The device's specifications are as follows:

- Display: 7" 800 × 480 pixel LCD panel with LED backlight
- Operating system: Ubuntu 7.10
- Processor: VIA C7-M ULV Processor (ultra-low voltage), clocked at 1 GHz
- Graphics: VIA CX700 chipset
- Hard drive: 30 GB 1.8" HDD and SD card slot
- RAM: 512 MB DDR2
- Connectivity: 802.11b/g WLAN, 10/100 Ethernet, DVI-I port and two USB 2.0 ports.
- Camera: 300K pixel
- Audio: Built-in microphone and stereo speakers. 3.5mm microphone / earphone jack.
- Battery: 4 Cells, 3900 mAh. 4 Cells, 10000 mAh external pack also available.

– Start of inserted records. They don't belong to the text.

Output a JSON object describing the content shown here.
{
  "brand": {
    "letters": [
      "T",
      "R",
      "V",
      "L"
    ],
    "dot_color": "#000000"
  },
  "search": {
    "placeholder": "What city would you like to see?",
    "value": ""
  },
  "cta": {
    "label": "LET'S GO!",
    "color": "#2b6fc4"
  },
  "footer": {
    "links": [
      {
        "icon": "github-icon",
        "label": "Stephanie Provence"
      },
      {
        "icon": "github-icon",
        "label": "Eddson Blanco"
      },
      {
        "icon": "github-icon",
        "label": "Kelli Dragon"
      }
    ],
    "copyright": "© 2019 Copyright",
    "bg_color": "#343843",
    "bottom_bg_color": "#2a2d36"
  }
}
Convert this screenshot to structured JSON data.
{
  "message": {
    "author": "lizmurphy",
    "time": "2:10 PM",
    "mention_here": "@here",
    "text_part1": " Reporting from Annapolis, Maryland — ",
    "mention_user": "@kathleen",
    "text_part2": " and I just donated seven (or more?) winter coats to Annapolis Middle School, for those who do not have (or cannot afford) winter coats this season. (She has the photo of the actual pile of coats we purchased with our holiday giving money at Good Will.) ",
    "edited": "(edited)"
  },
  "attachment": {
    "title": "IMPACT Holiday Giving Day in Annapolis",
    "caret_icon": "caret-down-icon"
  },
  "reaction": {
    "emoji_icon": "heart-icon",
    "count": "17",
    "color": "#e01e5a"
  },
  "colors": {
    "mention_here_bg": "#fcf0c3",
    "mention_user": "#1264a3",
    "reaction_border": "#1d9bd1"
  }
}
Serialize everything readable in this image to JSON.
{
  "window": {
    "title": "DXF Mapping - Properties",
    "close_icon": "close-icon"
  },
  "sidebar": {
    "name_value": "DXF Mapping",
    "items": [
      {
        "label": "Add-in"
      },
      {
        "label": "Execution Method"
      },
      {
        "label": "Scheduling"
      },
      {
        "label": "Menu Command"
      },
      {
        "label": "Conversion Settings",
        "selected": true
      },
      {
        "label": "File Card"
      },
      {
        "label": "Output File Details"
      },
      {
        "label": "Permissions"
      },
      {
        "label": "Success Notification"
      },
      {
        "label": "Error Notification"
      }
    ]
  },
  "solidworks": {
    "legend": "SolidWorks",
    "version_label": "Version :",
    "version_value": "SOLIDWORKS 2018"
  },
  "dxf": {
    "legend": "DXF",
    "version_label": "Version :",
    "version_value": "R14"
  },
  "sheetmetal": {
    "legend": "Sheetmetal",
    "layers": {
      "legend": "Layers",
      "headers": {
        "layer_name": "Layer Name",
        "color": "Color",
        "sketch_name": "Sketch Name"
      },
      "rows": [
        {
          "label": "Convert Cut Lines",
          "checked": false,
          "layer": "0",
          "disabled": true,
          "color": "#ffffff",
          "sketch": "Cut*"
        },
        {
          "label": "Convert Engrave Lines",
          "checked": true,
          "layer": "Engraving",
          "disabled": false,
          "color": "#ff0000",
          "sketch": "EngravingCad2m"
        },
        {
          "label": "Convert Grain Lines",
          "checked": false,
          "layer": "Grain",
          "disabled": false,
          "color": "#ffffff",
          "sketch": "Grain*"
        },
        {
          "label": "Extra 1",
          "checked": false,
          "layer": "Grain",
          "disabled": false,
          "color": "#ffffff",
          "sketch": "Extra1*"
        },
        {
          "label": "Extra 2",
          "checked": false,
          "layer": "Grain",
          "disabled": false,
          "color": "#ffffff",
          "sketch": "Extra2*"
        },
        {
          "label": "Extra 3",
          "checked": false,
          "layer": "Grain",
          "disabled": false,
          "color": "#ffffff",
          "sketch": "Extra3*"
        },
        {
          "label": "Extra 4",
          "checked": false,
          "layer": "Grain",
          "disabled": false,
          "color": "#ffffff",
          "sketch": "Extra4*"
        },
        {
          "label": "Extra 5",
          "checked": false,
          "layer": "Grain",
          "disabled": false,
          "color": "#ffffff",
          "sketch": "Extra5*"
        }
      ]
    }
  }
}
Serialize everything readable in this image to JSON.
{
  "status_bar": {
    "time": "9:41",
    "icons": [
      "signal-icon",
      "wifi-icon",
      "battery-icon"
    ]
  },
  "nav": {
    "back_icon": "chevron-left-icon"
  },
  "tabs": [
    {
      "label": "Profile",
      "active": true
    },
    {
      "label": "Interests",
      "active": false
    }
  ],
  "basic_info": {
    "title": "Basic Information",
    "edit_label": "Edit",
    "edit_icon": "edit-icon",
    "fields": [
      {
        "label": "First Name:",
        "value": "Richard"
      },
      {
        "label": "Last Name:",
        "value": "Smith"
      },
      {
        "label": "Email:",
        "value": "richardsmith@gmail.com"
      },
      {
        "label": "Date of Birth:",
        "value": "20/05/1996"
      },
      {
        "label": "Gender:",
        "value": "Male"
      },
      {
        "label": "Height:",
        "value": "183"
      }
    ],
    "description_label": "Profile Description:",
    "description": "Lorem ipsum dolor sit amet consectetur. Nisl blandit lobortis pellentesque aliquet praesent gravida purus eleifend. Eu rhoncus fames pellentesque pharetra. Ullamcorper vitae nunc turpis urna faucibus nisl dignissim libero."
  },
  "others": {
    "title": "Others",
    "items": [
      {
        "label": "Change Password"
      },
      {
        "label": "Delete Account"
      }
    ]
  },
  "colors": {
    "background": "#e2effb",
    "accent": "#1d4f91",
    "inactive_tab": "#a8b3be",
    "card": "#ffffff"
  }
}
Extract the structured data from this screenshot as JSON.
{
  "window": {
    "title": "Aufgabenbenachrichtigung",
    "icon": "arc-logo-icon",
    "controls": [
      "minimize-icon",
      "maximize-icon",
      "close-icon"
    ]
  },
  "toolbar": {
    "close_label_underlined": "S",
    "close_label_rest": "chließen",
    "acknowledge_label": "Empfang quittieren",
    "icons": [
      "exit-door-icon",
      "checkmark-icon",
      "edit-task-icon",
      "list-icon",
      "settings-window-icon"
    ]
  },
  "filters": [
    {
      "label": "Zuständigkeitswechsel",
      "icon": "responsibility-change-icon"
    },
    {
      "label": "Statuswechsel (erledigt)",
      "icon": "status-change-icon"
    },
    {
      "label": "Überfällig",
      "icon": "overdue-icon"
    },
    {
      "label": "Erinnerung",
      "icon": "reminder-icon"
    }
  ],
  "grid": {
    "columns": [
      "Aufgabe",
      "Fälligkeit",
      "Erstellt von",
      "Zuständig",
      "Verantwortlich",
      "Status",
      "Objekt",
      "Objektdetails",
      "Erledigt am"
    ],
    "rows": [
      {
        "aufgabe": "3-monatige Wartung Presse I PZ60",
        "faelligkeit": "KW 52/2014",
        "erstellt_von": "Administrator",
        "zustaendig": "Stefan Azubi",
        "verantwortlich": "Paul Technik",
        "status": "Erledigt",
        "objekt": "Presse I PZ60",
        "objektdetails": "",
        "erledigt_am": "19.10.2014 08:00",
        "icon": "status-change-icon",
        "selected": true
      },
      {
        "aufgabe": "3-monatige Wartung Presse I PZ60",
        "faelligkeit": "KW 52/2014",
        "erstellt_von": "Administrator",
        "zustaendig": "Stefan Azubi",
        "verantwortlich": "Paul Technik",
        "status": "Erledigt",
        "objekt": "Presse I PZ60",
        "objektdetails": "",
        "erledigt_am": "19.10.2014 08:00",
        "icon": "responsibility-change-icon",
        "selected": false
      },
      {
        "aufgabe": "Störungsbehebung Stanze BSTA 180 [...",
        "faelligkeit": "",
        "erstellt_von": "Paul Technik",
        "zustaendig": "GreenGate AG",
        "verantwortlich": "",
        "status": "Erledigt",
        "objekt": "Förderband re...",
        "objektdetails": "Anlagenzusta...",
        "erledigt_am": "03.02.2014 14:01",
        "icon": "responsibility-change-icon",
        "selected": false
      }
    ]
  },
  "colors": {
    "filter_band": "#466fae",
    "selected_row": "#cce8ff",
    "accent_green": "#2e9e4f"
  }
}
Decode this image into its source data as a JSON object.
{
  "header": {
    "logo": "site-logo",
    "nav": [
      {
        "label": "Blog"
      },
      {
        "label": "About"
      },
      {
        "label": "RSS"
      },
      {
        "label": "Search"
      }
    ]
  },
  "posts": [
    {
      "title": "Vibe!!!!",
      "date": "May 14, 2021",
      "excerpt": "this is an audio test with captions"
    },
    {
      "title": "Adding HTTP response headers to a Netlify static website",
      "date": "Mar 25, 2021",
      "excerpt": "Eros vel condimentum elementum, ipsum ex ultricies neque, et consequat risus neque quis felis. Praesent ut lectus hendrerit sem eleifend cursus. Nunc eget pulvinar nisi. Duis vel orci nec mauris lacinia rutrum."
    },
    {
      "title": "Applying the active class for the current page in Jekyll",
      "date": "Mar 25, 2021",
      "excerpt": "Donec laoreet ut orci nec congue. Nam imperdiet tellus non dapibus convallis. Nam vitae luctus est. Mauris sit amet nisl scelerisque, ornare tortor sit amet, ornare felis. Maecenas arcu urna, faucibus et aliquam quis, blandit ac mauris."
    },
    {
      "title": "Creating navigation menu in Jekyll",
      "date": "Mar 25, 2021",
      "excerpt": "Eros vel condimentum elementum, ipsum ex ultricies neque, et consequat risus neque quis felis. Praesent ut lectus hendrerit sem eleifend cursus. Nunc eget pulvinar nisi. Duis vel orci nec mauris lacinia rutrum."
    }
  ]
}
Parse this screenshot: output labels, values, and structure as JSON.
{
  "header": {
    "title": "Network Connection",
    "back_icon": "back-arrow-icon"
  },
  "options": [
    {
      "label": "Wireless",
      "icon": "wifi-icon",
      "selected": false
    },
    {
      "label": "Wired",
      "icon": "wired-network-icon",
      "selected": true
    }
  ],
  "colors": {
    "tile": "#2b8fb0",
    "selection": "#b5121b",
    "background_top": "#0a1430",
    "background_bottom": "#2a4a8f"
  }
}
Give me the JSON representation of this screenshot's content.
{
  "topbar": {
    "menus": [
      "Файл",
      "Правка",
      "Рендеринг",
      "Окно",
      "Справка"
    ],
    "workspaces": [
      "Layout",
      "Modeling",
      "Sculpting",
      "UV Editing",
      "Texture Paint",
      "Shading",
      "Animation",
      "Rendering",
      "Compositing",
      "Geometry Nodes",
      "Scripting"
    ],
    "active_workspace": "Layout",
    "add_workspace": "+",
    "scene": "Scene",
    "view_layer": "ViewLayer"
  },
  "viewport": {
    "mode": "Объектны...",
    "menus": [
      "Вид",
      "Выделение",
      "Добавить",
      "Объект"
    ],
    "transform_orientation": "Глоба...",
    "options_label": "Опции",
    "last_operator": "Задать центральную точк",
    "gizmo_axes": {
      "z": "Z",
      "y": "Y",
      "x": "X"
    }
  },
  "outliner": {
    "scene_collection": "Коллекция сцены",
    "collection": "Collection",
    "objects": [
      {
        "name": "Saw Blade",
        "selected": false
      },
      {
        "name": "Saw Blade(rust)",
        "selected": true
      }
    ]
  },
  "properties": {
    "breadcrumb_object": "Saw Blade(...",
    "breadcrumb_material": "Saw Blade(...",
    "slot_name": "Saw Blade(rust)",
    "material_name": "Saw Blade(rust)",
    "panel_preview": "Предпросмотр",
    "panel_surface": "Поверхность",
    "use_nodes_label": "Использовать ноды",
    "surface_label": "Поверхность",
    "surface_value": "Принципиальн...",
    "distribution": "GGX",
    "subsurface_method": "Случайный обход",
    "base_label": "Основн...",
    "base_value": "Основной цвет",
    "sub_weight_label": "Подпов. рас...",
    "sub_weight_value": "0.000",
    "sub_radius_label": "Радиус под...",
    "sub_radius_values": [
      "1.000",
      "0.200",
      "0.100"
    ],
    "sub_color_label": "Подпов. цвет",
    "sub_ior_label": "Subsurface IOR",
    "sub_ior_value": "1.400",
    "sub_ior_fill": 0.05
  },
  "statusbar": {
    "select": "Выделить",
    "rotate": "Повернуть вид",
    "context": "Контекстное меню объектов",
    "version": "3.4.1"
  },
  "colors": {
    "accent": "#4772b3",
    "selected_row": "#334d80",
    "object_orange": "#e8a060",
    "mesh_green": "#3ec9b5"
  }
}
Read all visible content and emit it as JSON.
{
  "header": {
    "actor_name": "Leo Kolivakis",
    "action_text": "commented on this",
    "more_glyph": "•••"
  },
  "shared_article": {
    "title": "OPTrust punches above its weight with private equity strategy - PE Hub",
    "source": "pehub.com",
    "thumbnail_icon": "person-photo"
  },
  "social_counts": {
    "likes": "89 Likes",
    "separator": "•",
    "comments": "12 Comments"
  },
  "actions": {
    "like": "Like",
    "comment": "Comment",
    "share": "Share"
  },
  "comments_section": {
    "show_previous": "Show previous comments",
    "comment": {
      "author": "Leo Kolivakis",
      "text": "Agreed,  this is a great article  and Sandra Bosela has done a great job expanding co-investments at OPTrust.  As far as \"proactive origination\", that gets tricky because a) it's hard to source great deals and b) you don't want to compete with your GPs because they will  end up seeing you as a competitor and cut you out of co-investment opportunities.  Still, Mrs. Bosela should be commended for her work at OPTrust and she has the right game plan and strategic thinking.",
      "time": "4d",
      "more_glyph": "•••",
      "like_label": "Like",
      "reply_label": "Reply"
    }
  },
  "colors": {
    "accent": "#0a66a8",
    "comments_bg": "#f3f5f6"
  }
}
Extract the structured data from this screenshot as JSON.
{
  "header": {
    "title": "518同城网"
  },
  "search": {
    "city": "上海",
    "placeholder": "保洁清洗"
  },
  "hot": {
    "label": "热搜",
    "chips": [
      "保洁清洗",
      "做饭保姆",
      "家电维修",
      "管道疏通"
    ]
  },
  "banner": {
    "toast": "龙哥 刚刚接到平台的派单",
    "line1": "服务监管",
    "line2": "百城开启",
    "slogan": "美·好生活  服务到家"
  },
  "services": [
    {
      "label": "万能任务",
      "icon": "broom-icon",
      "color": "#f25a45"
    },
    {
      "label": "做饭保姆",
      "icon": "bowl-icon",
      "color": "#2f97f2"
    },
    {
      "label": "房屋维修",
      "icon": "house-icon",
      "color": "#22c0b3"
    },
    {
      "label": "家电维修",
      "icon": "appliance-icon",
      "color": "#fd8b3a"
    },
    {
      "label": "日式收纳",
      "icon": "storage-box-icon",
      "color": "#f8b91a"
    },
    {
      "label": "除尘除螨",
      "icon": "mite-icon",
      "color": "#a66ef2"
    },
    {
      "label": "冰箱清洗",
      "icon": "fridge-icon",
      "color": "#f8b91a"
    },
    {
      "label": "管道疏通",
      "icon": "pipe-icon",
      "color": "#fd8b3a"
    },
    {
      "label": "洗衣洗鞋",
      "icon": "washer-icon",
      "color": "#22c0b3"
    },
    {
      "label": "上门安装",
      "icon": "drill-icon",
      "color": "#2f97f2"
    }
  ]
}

- Dimensions: 192 × 143 × 29 mm
- Weight: 780 g

==Input device==
The Noahpad's input device can function as both a keyboard and a pointing device. When used as a pointing device to control a mouse cursor, it provides a touchpad surface 70 × 70mm in size. When used as a keyboard, users push down on an area of the touch sensitive surface which is marked with a keyboard layout. Tactile feedback is provided by having the whole pad depress several millimeters when pressed.